А Милавка, уже передавшая вожделенный ковшик калике Сумороку, тут же подхватила:
– Как мать, тоскующая по сыну, ушедшему в поход.
– Или невеста… – подмигнул заговорчески Тарасушко Феодосию, но тот шутки не принял, размышляя о чем-то своем, лишь ему одному понятном и близком. Зато слепой гусляр Боянушко изрек:
– А не кажется ли вам, люди добрые, люди ласковые, что вот только что вы, не замечая того, сами сложили новую побасенку? А?!
– Точно, точно! – обрадовался Артемий. – А давайте тогда и о реке Семи сказ сочиним… А то нехорошо получается: о меньших реках сказ сочинили, а о большей нет. Еще обидится и затопит всех по весне, в половодье…
– Не говори глупости: реки не обижаются, – одернул брата Феодосий. – Это Господь Бог может разгневаться на недостойных чад его и наслать кару небесную, – назидательно продолжил он. – Так в Писании сказано…
– Эх, Феодосий, Феодосий, – укоризненно покачала главой Аглая. – Вечно ты с нареканиями… вот радость братцу и нам, грешным, испоганил…
– Не будем спорить и унывать, ибо уныние – грех тяжкий, – поспешил развеять возникшую неприятность в семье вдовой тиунши прозорливый, хотя и слепой, гусляр. – О Семи-реке и до нас былинка уже сложена…
– Так поведай, дедушка, – тут же подхватился неугомонный Артемий, – сделай милость, расскажи.
– И то… – поддакнула Милавка.
– Окажи милость, старче, поведай, – милостиво разрешила и Аглая.

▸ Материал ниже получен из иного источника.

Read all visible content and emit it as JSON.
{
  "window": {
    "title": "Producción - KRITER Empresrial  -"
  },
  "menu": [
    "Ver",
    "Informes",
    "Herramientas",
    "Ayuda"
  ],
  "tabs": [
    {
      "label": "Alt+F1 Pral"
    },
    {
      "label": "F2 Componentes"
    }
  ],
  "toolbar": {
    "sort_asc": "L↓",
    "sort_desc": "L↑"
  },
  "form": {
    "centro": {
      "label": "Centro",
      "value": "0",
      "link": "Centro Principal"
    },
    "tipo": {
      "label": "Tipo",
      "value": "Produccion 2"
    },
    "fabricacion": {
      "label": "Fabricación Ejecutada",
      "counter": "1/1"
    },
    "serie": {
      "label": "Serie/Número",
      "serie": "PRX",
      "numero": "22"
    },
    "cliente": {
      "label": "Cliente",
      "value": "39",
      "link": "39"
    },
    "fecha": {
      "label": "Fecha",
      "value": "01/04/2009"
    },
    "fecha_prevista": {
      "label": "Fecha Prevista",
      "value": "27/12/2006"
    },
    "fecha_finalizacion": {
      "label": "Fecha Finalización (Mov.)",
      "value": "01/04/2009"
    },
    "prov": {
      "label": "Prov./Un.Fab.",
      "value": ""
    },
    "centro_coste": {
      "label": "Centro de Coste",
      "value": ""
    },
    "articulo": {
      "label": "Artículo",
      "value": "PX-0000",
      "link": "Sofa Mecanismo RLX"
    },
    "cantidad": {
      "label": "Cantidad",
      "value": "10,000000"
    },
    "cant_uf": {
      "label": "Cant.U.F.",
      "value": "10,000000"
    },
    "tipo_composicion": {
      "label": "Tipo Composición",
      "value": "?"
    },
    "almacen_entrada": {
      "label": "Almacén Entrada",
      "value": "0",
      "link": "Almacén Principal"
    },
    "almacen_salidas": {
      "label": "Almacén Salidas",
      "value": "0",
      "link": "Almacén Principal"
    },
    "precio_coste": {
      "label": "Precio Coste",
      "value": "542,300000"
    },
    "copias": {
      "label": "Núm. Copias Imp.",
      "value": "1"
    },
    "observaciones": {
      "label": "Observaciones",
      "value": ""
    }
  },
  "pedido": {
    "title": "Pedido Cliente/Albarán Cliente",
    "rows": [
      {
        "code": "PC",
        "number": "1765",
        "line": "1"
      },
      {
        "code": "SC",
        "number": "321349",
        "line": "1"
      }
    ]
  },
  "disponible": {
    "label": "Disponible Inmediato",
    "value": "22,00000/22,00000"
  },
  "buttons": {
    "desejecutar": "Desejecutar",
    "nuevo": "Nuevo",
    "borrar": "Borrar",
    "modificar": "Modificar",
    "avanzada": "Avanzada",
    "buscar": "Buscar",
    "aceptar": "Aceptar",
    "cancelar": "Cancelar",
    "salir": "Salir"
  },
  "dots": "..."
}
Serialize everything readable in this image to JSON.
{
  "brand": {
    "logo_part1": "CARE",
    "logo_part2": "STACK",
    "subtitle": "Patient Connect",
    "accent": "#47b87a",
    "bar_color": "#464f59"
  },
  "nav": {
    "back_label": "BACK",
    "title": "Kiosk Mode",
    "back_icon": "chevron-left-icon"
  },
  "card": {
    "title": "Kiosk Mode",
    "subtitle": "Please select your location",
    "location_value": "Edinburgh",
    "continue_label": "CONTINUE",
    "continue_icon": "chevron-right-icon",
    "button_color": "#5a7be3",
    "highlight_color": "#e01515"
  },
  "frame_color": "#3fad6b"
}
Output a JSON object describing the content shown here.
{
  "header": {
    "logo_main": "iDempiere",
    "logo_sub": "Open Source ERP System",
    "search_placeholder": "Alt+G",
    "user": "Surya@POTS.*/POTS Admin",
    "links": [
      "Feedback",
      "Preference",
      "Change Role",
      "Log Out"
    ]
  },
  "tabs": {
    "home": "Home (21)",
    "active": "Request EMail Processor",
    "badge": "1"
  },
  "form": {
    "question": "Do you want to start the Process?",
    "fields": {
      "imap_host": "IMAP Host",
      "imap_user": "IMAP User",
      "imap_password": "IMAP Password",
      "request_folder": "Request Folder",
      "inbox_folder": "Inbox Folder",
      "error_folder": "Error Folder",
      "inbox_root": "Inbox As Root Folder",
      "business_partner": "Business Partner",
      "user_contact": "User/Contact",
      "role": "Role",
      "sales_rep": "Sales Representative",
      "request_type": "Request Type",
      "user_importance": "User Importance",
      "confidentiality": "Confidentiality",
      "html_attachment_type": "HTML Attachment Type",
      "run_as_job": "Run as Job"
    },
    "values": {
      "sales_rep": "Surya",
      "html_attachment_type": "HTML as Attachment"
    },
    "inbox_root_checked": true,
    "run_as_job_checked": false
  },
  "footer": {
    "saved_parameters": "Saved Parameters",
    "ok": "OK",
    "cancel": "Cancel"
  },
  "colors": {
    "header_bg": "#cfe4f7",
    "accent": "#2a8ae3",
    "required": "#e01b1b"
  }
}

– В стародавние времена, о которых уже никто и не помнит, лишь только гусляры время от времени в сказах своих воспевают, когда каждый род северян держал свое огнище, то огнищанам в том помогал Пращур именем Сем, – не стал дожидаться новых понуканий старый гусляр. – Он следил, чтобы в каждом роду, в каждой семье был порядок и достаток, чтобы летом жарким было прохладно, а зимой студеной – тепло, чтобы старые не нудили работой молодых, а молодые с уважением относились к старым, чтобы мор не нападал на живность, а живность, пасшись на лугах, тучнела. Но роды северян росли, множились, расселялись вдоль берегов безымянной реки, катившей воды свои с восхода солнца на его заход. А Сем оставался для всех один и уже не мог за всем уследить. То одно не доглядит, то другое не досмотрит. И стали среди северских родов то болезни, то неурожаи, то изгои появляться, то людишки, не ведающие меры в сурице хмельной. Вот тогда Сем и придумал породниться с безымянной рекой и дать ей свое имя, чтобы, протекая с водами через все северские земли, везде успевать исполнять свои обязанности по поддержанию порядка и достатка во всех новых родах и семьях. И не просто исполнять, а до третьих петухов. Как прознали о том волхвы-кудесники, так и сказали северянам, чтобы те в благодарность о заботе Сема назвали реку Семью. Да раз в году, когда наступает половодье, приносили ей в жертву жареную курку либо петушка молодого… Ежели мало того ей покажется, так она сама свою дань возьмет: у кого баньку унесет, у кого челночок, а у кого и животинку какую-либо прихватит – не оставляй на берегу в ледоход. Вот так с тех пор и появилась река Семь. А если кто не верит, то пусть проверит, пойдет и спросит… – заулыбался лучистыми морщинками у слепых очей Баянушко – Возможно, река ответит ему шуршанием своих неспешных вод о берега песчаные да камыши затонные… Возможно… А, возможно, и промолчит, блюдя тайну… Ведь тайна на то и тайна, чтобы о ней не знали, кому не след.
Не нашлось желающих среди слушателей на подворье вдовой тиунши Аглаи бежать к Семи, чтобы проверить так было или не так. Доверились слову много повидавшего на своей жизни слепого старца-гусляра Боянушки. А тут и светлый день к своему закату подошел, и другие заботы нашлись у людей… Как говорится, делу – время, потехе – час. Засобирались калики перехожие да ближние челядинцы покинуть горенку приветливой вдовы тиуна, к порогу заспешили. Не стала удерживать их Аглая, проводила добрым напутственным словом, но при этом не забыла наказ дать, чтобы приходили в следующий раз, когда в Курске ненароком окажутся. На том и расстались.
А вот сказ о Северской да Курской земле остался, чтобы со временем по всему Курскому краю пойти гулять, курян радовать.